Snowy owls live and breed in the Arctic and often remain there through the winter. But they are nomadic by nature. A big lemming boom in northern Quebec provided the owls with an overabundance of food. Female owls laid lots of eggs and males provided enough rodents to feed a flock. In one nest, next to four unhatched eggs, a male snowy owl brought 78 lemmings, Weidensaul said.

So the owls, well-nourished and well provided for, began heading south in November.

Controversial photography

Their greater presence makes birds like Ramsey easy prey for photographers who experts say are endangering snowy owls by baiting them with rodents purchased at pet stores.

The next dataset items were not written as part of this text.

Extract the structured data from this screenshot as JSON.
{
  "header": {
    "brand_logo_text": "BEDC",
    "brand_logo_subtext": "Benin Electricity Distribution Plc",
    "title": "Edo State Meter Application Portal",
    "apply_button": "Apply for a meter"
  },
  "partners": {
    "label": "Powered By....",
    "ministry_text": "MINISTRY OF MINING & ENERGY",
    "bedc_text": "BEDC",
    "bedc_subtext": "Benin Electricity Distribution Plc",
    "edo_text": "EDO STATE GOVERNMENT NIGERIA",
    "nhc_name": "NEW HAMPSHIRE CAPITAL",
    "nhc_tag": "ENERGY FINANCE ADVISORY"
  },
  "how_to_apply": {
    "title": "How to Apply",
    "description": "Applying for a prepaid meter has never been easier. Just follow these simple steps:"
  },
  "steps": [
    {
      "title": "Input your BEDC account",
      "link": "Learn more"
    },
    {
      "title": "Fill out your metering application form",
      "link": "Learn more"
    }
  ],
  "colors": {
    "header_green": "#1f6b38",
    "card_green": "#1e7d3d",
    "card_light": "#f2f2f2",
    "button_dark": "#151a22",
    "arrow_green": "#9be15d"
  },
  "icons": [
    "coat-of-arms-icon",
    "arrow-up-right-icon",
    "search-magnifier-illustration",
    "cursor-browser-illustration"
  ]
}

"I'm told the owls are swooping down on the photographers, almost taking mice from their fingertips," Weidensaul said. "It's not illegal in Minnesota, but it's unethical to bait these creatures.

"By teaching owls that people have food, they're liable to swoop down on anybody," Weidensaul said. "It could be dangerous for the owls."

The lab mice used as bait may have been fed a nutritional diet harmful to the owls, who naturally prey on small birds and mammals, said Carrol Henderson, longtime head of the nongame wildlife program for the Minnesota Department of Natural Resources.

Henderson said that last week Minnesota DNR officials again discussed the need for laws that might better protect raptors. Luring an owl like Ramsey puts the raptor at risk to Hwy. 10 traffic, Henderson said.

The photographers also are at risk. Henderson says a Wisconsin photographer, who lured an owl with a mouse, was struck in the head by the owl's talons — and later ticketed for illegally enticing the raptor.

"Snowy owls hunt in the daytime," Henderson said. "This owl needs to be catching rabbits or other animals."

Ramsey will eventually leave the COR area, Weidensaul said. The snowy owls, which have wingspans up to five feet, prefer the Canadian Arctic, he said. Adult snowy owls are attracted to climates as frigid as 70 degrees below zero, he said.

"The winter you're having in Minnesota is balmy to them," he said. "For even a young snowy owl like Ramsey, this is like summer vacation."